The counterpoint to impatience, Nouwen describes another rendering of time when we experience the moment as "full, rich, and pregnant." When "somehow we know that in this moment everything is contained: the beginning, the middle, and the end; the past, the present and the future; the sorrow and the joy; the expectation and the realization; the searching and the finding."
This was one of these moments. Watching my mom delicately fold my grandmother's underwear. In this moment I was gripped by the thought that love need be nothing more than this simple, intimate act.
It became an unempty moment.* A moment I didn't want to get away from. A moment filled with the glory of God.
To this day, this afternoon represents a rupture for me. A rupture that signaled not a fracture, but a deepening. A deepening love for my grandmother. A deepening respect for my mom. And a deepening gratitude for every humdrum moment-turned-miracle I had left with both of them, together in one room, folding underwear, in an unempty moment.
***
*Precious moments was already trademarked.
T.S. Tuesday: To Care or not to Care?
"Teach us to care and not to care
Teach us to sit still." ~T.S. Eliot, Ash Wednesday
I am a recovering perfectionist, or so I’d like to think. More often than not, I’m recovering from the ramifications of perfectionism instead of overcoming perfectionism itself. Most of the time, I’m recovering from a bruised ego and a worn out soul.
At the risk of sounding like one those ridiculous job interview farces where the candidate arrogantly clucks out weaknesses that no one in their right mind would call weaknesses, “I try too hard. I care too much,” (eye roll please) the truth is, I try too hard and I care too much. About the wrong things.
I try too hard in the wrong things. I care too much about the wrong things.
How I look in a bathing suit. How many hits I get on my blog. If the guy I met at the party is going to friend me on Facebook.
But it’s deeper routed than that. It’s more than being distracted by the trivial. It’s being driven by the tyrannical. The tyrannical need to perform, to do, to complete, to accomplish.
I have trouble caring and not caring. I have trouble sitting still.
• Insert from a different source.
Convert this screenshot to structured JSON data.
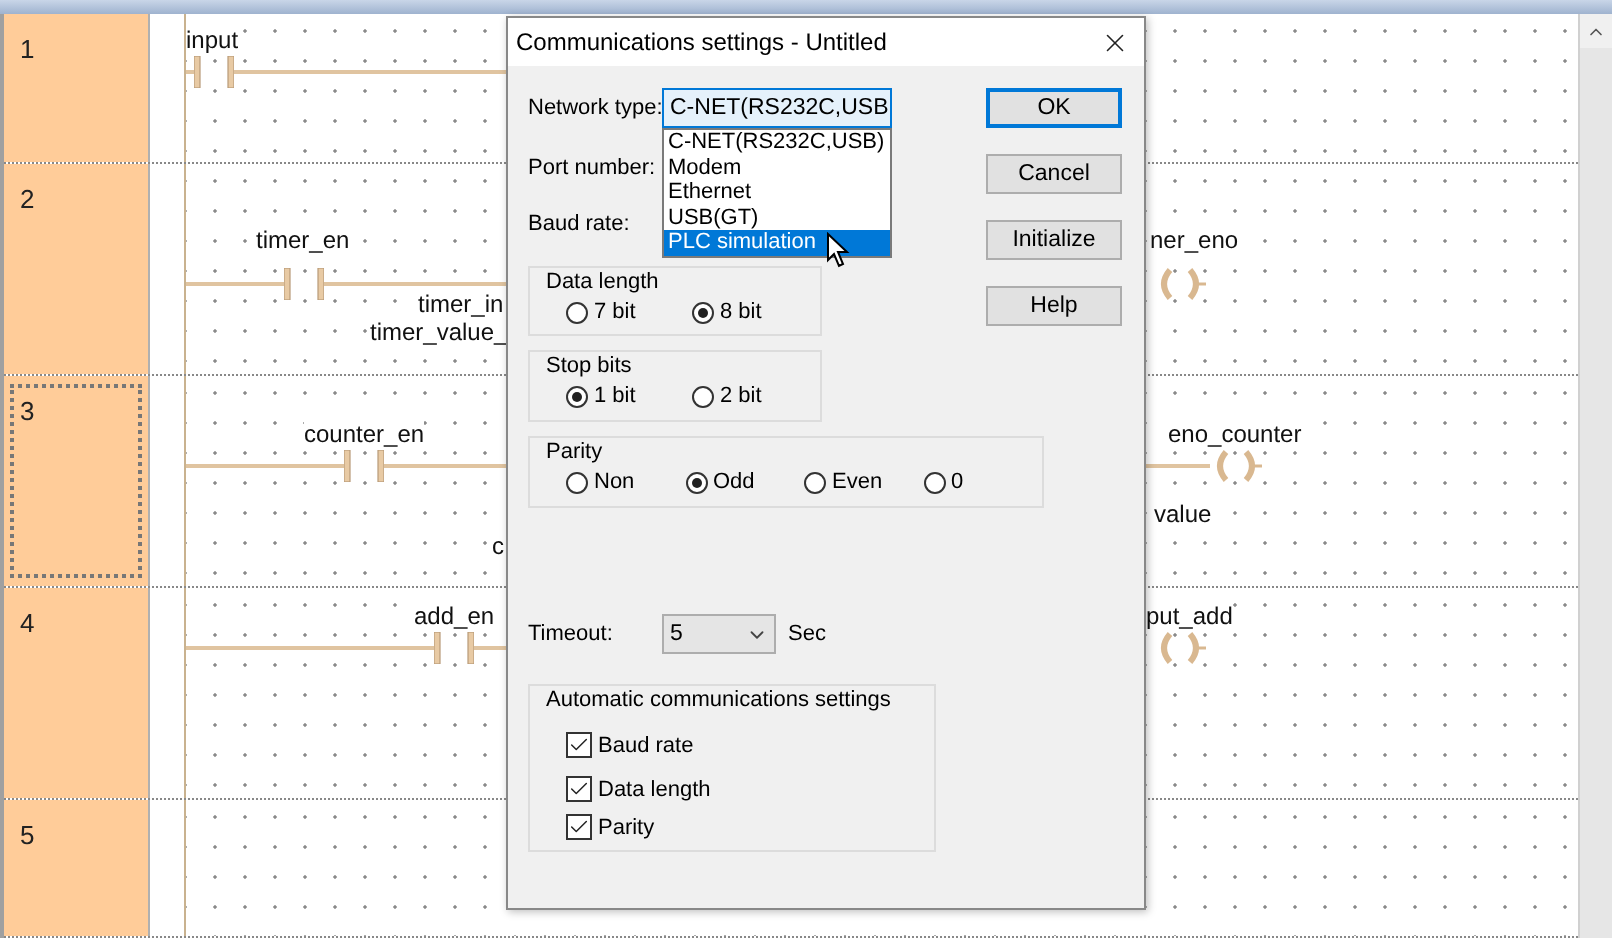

I want meaningful rest and meaningful work. I want to care about the right things and not care about the wrong things.
How do I get there?
I can force myself to sit still, physically. But how do I get my mind to rest?
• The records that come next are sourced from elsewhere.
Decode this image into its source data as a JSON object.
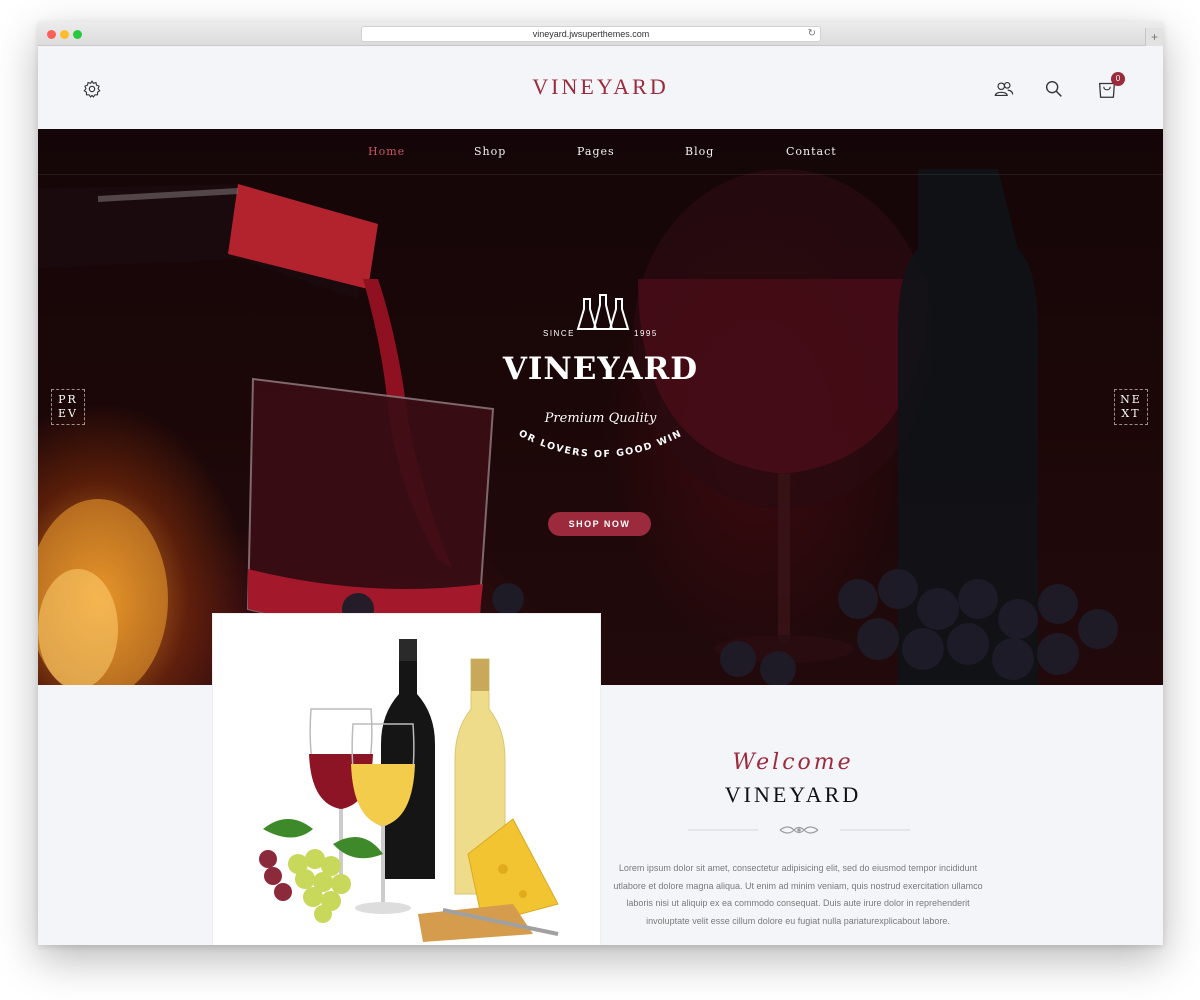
{
  "browser": {
    "url": "vineyard.jwsuperthemes.com"
  },
  "header": {
    "logo": "VINEYARD",
    "cart_count": "0"
  },
  "nav": {
    "items": [
      {
        "label": "Home",
        "active": true
      },
      {
        "label": "Shop",
        "active": false
      },
      {
        "label": "Pages",
        "active": false
      },
      {
        "label": "Blog",
        "active": false
      },
      {
        "label": "Contact",
        "active": false
      }
    ]
  },
  "hero": {
    "since": "SINCE",
    "year": "1995",
    "title": "VINEYARD",
    "premium": "Premium Quality",
    "tagline": "FOR LOVERS OF GOOD WINE",
    "prev": "PR EV",
    "next": "NE XT",
    "cta": "SHOP NOW"
  },
  "welcome": {
    "script": "Welcome",
    "title": "VINEYARD",
    "body": "Lorem ipsum dolor sit amet, consectetur adipisicing elit, sed do eiusmod tempor incididunt utlabore et dolore magna aliqua. Ut enim ad minim veniam, quis nostrud exercitation ullamco laboris nisi ut aliquip ex ea commodo consequat. Duis aute irure dolor in reprehenderit involuptate velit esse cillum dolore eu fugiat nulla pariaturexplicabout labore."
  },
  "icons": {
    "settings": "gear-icon",
    "account": "users-icon",
    "search": "search-icon",
    "cart": "shopping-bag-icon",
    "reload": "reload-icon"
  },
  "colors": {
    "brand": "#9b2a3c",
    "nav_active": "#c9546a",
    "page_bg": "#f4f5f9",
    "hero_bg": "#1c0708"
  }
}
How do I silence the biting guilt that courses through me, gnawing at me to be more loving, more engaged, more connected?
How do I engage in alone time when I don’t really feel the freedom to be alone? When I’m haunted with the need to be productive?
I’m so reluctant to sit, still and defenseless, with my longing and desire, to not try to fix myself, to let the Holy Spirit do its mysterious recreating in my soul.
A burden lifts when I realize I don’t have to do it, and, in fact, I cannot do it all. I can live in ways that promote health and peace in my life, but it is not up to me to heal or fill my heart. Only God can do that. He’s done it before and I can trust him to do it again. God is love.
And so today I ask you, God, for purpose, meaning, and connection. I want to stop drifting in and out of my days disconnected and unexamined. I want to really feel for and connect with people. I want empathy that moves me to compassion. I want to care about things, people, issues. I want my heart to break for the things that break your heart. I want to be living an intentional, purposeful, love-filled life. I want to share myself with others. I want to receive what others have to share with me. I want to feel joy. I want to be fulfilled. I want to know that I’m not wasting my time. I want to choose love. When the choice comes to zone out or just “get through,” when the choice comes to get irritated by the little things, I want to choose love and connection.
I can’t do this on my own—I’ve tried.
Please grant me rest from striving and doing. Please touch the places in my heart that drive me to achieve, to initiate, to do do do.
Please teach me to care and not to care. Teach me to sit still.